Vale Remo Belli


Remo Belli – Industry Icon – 1929 – 2016

Remo portrait

The music products industry is mourning an icon with the passing of Remo Belli this week, aged 88. Like many in our industry, He was the founder and CEO of Remo. He did not have a high ‘public’ profile, but his name is synonymous with music, particularly drums and percussion.  He is a legend in our industry – he revolutionised drumming with the invention and eventual mass production of the synthetic drum head.

Remo was a professional drummer and rose to prominence during the WWII years, and he opened a drum store in LA in 1950 called Music City – it was adjacent that he started making the Remo Weather King drum head. It’s mass production capabilities enabled drum manufacturers to meet the new demand of the rock n roll era, as previously used calf hide could not keep up.

I remember the Recreational Music Centre he established in Thousand Oaks, Ca., where sometimes hundreds would assemble to play all sorts of percussion and rhythm instruments – they visualized, meditated, and learned, while improving their general well-being. Remo was committed to the inherent good there was in making music, particularly hitting things. A colleague told me.  “I recall spending a few hours with him at the drum center in Hollywood just after he had produced several new, huge, hanging and mounted (on wheels) drums – and we stood together in front of one as he in-toned it (hardly a hit!) – and his words were “this is the vibration of our core selves”.

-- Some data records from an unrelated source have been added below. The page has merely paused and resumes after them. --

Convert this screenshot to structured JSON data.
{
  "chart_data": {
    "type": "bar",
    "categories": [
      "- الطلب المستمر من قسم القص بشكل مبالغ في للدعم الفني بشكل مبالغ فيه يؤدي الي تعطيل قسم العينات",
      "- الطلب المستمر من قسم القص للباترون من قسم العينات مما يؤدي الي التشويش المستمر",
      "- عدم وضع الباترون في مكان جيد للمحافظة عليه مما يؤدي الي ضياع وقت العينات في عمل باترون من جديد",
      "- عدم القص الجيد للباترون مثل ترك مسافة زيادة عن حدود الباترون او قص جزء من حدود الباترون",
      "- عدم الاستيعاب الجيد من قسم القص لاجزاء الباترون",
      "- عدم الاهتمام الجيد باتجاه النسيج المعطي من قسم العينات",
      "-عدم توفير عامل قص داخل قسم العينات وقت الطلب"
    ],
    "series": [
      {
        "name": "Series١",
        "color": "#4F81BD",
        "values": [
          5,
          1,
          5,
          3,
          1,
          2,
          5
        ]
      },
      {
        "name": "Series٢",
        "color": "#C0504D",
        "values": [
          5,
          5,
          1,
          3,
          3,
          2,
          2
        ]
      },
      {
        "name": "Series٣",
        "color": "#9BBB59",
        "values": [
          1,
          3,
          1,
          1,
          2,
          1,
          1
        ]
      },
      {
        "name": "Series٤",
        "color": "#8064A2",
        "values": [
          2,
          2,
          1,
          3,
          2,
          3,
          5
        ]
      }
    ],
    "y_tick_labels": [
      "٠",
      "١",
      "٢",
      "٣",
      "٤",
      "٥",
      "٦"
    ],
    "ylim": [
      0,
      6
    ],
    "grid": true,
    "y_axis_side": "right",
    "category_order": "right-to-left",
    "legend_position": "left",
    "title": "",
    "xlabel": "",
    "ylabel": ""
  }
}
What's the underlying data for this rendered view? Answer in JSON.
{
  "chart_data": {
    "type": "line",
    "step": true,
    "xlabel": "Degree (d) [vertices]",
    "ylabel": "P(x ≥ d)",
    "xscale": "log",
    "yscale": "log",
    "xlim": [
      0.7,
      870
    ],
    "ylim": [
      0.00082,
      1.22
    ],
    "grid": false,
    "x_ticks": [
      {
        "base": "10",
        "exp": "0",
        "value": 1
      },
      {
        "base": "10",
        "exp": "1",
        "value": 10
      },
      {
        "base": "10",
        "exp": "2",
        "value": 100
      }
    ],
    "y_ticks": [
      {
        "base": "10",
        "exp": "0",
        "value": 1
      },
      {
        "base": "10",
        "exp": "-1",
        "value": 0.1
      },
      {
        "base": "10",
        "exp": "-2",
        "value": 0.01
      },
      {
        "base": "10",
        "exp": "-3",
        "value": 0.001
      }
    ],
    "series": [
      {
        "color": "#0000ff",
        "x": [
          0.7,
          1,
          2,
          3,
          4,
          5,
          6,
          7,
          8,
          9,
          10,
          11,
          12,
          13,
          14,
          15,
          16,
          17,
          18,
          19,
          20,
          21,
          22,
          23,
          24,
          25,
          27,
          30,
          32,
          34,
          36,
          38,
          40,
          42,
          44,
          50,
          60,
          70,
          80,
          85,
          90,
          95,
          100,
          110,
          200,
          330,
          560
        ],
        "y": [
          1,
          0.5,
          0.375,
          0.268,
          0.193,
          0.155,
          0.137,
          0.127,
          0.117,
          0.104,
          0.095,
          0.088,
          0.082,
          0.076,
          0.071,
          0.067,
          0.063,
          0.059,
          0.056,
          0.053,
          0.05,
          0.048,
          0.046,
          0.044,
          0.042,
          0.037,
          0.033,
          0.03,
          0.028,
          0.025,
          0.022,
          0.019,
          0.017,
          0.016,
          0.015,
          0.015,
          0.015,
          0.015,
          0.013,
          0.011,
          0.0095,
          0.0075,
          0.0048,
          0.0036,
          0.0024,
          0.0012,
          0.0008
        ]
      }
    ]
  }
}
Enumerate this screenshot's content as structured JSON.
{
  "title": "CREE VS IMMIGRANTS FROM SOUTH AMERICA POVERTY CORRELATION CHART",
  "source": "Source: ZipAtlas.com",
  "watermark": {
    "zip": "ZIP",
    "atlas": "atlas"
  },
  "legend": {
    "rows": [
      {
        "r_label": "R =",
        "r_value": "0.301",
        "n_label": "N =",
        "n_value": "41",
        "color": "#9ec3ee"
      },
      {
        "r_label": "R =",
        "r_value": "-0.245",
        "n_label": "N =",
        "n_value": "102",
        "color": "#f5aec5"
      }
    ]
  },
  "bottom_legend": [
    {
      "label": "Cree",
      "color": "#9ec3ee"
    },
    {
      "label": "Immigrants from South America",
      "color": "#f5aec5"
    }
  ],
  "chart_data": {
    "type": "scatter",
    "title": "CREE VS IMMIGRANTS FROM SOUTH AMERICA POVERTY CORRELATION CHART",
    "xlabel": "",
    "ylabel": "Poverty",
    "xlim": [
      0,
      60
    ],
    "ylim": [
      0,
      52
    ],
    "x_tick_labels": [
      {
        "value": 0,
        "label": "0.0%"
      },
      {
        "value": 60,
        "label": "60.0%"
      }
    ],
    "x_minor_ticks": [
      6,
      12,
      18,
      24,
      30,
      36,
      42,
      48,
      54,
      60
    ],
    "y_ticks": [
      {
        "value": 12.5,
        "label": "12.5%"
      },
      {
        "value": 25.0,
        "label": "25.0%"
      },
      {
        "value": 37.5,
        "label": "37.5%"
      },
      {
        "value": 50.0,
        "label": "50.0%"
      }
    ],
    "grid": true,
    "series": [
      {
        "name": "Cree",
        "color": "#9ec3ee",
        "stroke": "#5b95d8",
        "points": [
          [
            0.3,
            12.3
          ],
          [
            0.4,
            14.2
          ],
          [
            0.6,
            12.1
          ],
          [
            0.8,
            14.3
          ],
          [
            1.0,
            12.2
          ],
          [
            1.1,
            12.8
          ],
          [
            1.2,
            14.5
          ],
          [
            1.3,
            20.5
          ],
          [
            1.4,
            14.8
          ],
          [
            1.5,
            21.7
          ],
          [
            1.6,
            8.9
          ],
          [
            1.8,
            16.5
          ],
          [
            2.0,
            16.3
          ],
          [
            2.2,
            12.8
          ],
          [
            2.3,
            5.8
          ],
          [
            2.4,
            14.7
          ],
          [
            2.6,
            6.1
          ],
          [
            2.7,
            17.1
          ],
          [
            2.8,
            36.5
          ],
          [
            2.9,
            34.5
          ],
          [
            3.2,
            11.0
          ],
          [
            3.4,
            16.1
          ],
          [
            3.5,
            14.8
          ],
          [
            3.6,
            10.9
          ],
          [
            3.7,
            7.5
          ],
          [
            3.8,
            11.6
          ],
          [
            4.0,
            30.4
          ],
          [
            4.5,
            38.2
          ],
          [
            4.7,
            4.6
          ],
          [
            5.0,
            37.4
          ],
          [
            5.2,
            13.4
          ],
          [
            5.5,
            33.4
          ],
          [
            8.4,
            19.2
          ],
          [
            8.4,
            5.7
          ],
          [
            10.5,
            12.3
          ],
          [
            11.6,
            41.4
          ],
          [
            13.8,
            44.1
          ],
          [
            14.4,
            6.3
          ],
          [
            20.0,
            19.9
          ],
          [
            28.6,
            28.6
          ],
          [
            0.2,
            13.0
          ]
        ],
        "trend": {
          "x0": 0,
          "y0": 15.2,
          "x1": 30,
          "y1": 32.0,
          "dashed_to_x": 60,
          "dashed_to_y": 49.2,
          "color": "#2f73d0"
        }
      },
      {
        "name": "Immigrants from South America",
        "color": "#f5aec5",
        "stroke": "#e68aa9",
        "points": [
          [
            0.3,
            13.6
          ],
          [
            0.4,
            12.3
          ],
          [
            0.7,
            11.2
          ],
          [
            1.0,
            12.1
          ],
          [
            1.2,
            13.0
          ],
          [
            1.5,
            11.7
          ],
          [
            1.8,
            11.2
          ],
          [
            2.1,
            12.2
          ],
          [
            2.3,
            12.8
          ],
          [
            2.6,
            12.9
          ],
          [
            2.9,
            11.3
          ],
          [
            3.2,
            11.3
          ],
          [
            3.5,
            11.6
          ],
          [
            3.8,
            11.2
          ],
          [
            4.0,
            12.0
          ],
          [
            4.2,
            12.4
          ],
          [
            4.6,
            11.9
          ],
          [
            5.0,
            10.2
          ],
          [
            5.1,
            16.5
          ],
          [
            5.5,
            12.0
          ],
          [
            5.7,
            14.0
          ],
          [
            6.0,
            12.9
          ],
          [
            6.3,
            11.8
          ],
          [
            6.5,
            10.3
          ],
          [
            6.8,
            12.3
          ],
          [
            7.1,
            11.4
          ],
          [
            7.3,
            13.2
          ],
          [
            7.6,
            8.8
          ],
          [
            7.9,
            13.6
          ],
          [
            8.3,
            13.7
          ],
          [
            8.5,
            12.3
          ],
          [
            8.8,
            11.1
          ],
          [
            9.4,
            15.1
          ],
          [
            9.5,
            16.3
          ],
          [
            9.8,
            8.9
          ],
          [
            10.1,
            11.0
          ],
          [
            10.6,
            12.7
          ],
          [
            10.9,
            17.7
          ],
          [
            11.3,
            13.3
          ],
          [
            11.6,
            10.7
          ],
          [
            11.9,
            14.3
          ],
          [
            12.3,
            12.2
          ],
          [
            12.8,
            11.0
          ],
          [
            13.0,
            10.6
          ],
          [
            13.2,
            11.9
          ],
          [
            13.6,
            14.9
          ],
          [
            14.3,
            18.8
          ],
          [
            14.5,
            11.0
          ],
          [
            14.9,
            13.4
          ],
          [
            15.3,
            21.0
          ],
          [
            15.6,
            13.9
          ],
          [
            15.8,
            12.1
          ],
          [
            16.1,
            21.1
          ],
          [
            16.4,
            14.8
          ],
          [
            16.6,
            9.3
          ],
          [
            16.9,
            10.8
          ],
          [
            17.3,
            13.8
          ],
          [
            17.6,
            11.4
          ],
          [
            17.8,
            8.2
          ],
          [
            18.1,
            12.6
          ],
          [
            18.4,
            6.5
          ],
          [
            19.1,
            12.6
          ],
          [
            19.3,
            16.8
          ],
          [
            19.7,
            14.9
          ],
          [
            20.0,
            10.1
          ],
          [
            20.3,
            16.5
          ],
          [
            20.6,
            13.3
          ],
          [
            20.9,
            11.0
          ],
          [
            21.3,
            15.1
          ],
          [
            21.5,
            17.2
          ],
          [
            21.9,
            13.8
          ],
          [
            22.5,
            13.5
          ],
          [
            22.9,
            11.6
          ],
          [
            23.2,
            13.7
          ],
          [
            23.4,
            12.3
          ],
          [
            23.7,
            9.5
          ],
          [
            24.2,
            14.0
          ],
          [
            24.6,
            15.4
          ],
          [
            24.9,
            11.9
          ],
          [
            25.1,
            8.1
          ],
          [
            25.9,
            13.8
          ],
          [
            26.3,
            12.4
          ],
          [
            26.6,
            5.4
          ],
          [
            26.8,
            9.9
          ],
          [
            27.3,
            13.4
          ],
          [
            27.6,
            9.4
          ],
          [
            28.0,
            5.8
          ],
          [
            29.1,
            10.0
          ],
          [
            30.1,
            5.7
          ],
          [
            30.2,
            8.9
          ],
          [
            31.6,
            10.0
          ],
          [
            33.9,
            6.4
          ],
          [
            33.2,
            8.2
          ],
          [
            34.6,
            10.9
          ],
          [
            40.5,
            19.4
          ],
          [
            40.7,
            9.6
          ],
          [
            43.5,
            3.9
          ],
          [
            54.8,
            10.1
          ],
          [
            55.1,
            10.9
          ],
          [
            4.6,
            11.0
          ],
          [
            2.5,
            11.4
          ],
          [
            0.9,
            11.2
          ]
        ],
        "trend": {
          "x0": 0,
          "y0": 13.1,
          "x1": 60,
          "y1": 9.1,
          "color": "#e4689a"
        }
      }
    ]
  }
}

Remo was the type that you think would always be there. When you do for the world of music what he did, there’s just no time to ‘retire’. I was fortunate to know him; he had a big impact on me when we worked hard on Recreational Music Making as a concept over a decade ago. The AMA is about to embark on a program to share Remo’s vision with the support of his colleagues at NAMM.

Remo told me he loved Australia. He toured here as a pro drummer in his early days, and he had many business colleagues and friends, who would be very sad at his passing.

He lived so well and made such a difference. Our condolences to his wife, Ami, family and countless admirers.